«La Sala Plena ha determinado cumplir con la medida cautelar. Por lo tanto, la recepción de documentación queda sujeta a lo que resuelva la Sala Constitucional de Beni en la audiencia del 21 de mayo»: Fernando Careaga.
En un fallo que marca un antes y después en el proceso electoral, la Sala Plena del Tribunal Supremo Electoral (TSE) acató este lunes una medida cautelar emitida por la Sala Constitucional del Tribunal Departamental de Justicia de Beni, suspendiendo temporalmente la inscripción de la Alianza Popular hasta que se resuelva definitivamente su situación legal en una audiencia fijada para el 21 de mayo.
El secretario de Cámara del TSE, Fernando Careaga, confirmó la decisión en conferencia de prensa.
«La Sala Plena ha determinado cumplir con la medida cautelar.
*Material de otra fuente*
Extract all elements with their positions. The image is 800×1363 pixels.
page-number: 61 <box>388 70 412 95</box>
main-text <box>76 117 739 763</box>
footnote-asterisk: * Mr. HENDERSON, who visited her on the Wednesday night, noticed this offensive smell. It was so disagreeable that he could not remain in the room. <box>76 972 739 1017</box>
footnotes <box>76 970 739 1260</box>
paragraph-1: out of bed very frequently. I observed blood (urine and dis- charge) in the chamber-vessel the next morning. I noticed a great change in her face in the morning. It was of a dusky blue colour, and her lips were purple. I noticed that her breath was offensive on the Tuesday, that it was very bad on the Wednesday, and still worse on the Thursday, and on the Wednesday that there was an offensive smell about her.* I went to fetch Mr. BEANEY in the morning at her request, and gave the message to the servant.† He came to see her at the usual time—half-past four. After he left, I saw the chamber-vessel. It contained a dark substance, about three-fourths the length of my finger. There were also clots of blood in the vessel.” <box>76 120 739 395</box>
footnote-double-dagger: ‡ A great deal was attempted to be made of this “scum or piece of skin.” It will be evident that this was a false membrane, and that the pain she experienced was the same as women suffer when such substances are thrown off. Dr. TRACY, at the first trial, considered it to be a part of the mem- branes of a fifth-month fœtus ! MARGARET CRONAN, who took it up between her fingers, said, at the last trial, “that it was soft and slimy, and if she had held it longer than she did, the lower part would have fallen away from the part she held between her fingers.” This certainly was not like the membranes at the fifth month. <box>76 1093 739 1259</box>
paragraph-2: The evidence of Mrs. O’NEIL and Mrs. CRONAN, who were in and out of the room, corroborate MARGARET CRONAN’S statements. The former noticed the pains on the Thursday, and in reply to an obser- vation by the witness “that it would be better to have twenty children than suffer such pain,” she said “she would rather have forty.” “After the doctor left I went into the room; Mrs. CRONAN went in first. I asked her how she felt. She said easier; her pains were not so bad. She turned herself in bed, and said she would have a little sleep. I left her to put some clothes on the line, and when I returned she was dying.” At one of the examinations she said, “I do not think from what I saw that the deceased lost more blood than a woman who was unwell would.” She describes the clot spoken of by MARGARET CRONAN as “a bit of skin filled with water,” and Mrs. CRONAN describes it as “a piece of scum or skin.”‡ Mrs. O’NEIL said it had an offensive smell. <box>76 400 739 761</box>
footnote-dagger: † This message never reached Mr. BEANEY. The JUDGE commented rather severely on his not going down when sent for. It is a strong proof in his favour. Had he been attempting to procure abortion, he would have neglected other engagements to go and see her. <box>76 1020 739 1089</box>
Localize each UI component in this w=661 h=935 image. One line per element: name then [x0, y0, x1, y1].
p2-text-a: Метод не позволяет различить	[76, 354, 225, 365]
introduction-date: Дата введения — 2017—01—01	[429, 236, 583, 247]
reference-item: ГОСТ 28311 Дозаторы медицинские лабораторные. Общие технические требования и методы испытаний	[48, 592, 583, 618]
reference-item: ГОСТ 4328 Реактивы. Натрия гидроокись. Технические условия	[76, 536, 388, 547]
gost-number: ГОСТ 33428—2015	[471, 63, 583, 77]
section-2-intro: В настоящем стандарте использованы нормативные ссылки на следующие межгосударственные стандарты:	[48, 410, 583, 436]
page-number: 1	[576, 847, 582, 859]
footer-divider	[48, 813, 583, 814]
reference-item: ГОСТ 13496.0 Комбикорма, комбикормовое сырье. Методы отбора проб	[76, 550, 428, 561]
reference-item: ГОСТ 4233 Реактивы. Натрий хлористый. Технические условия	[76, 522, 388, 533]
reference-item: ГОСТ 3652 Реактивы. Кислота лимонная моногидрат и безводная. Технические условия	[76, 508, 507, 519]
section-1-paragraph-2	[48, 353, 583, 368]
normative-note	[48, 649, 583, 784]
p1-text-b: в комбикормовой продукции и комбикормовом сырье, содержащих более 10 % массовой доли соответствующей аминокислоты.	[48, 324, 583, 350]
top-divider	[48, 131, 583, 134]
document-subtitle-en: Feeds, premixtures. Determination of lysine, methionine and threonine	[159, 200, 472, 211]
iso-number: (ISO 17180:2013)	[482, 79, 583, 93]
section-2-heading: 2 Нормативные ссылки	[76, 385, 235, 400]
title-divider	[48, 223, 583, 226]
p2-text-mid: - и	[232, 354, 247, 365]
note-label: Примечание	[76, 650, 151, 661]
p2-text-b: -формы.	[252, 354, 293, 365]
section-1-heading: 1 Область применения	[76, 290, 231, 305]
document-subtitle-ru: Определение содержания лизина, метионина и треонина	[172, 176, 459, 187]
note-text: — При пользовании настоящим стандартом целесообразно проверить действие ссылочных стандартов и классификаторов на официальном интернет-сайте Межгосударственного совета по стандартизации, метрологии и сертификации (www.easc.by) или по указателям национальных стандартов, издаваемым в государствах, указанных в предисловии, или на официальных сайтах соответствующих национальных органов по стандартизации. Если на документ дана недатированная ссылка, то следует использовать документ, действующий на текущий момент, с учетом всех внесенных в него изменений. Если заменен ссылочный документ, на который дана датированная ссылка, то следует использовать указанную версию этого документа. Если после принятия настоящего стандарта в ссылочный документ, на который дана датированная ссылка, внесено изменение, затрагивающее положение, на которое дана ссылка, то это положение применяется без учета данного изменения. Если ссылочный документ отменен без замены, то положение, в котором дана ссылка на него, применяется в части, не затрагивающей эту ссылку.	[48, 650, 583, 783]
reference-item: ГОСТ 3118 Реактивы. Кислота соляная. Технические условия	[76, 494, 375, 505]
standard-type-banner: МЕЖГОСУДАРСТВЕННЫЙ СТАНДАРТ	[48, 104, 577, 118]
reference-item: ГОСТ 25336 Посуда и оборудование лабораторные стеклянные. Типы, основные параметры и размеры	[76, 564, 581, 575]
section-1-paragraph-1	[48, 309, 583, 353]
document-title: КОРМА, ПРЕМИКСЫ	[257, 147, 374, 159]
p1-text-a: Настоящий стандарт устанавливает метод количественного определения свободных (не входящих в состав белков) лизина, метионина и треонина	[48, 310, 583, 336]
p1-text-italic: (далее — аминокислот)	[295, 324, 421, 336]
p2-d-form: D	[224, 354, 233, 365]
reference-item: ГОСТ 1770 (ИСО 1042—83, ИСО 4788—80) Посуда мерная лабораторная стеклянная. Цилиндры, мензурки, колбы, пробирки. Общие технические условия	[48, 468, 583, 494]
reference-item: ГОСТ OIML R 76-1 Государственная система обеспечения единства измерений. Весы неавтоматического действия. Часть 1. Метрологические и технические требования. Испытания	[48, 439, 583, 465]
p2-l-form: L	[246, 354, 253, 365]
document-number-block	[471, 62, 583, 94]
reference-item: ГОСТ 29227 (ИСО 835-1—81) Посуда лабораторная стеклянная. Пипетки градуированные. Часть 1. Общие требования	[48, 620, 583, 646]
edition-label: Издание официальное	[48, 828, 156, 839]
Por lo tanto, la recepción de documentación queda sujeta a lo que resuelva la Sala Constitucional de Beni en la audiencia del 21 de mayo», explicó.
Esta resolución deja en limbo jurídico la candidatura del presidente del Senado, Andrónico Rodríguez, y su compañera de fórmula, Mariana Prado, quienes habían formalizado su postulación horas antes, confiados en que el trámite seguiría su curso normal. Sin embargo, el TSE aclaró que, si la justicia beniana decide anular el registro, este quedará sin efecto.
Una denuncia que cambia el panorama
El recurso que desencadenó esta situación fue presentado por Peter Erlwein Beckhauser, el mismo abogado que logró la anulación de las personerías jurídicas del Frente Para la Victoria (FPV) y el Partido de Acción Nacional Boliviano (PAN-BOL).
La denuncia apunta al Movimiento Tercer Sistema (MTS), partido que respalda a la Alianza Popular, bajo el argumento de que no renovó su directiva conforme a la ley.
Si la Sala Constitucional de Beni falla a favor de Beckhauser, el MTS perdería su legitimidad como sustento legal de la alianza, dejando a Rodríguez y Prado fuera de la carrera electoral.
«Están jugando con fuego»
Ante la incertidumbre, el candidato presidencial reaccionó con firmeza. En declaraciones nocturnas, Rodríguez advirtió que «por esta situación, están jugando con fuego», insinuando posibles movilizaciones si su inscripción es finalmente rechazada.
«Hemos cumplido con todos los requisitos, pero hay intereses que buscan excluirnos. El pueblo no permitirá que se vulneren sus derechos», afirmó.
Sus seguidores ya han comenzado a expresar su malestar en redes sociales, bajo la consigna #TSEJusticiaElectoral, exigiendo que no se repita lo ocurrido con otras fuerzas políticas que quedaron fuera de la contienda por tecnicismos legales.
¿Qué pasará el 21 de mayo?
La audiencia en Beni será decisiva. Si la Sala Constitucional ratifica la medida cautelar, la Alianza Popular no podrá participar en las elecciones del 17 de agosto, lo que alteraría el mapa político y dejaría sin opción a un sector que buscaba competir como alternativa al oficialismo.
Por ahora, el TSE mantiene una postura de estricto apego a lo judicial, dejando claro que no inscribirá definitivamente a ningún binomio hasta que se resuelva el conflicto legal.
«Todo depende de lo que diga la justicia. Si ordenan anular, se anulará», reiteró Careaga.
Reacciones políticas y riesgo de crisis
La oposición ha acusado al gobierno de utilizar recursos legales para eliminar competidores, mientras que sectores oficialistas insisten en que solo se está aplicando la ley.
Analistas advierten que, de confirmarse la exclusión de Rodríguez, la polarización podría escalar, especialmente si sus bases consideran que hubo manipulación institucional.
¿Habrá protestas? ¿Recurrirán a instancias internacionales? El escenario está abierto, y todo dependerá de lo que resuelvan en Beni este martes.
Una semana definitiva para la democracia boliviana
Con el plazo de inscripciones cerrado y una batalla legal en curso, Bolivia enfrenta uno de los momentos más tensos de su proceso electoral.
La determinación de la Sala Plena del TSE de someterse a lo que decida la Sala Constitucional del Beni refleja la fragilidad del sistema, donde un recurso judicial puede cambiar el destino de una candidatura en horas.
Mientras tanto, la Alianza Popular espera, bajo la sombra de la incertidumbre, si podrá o no competir en agosto.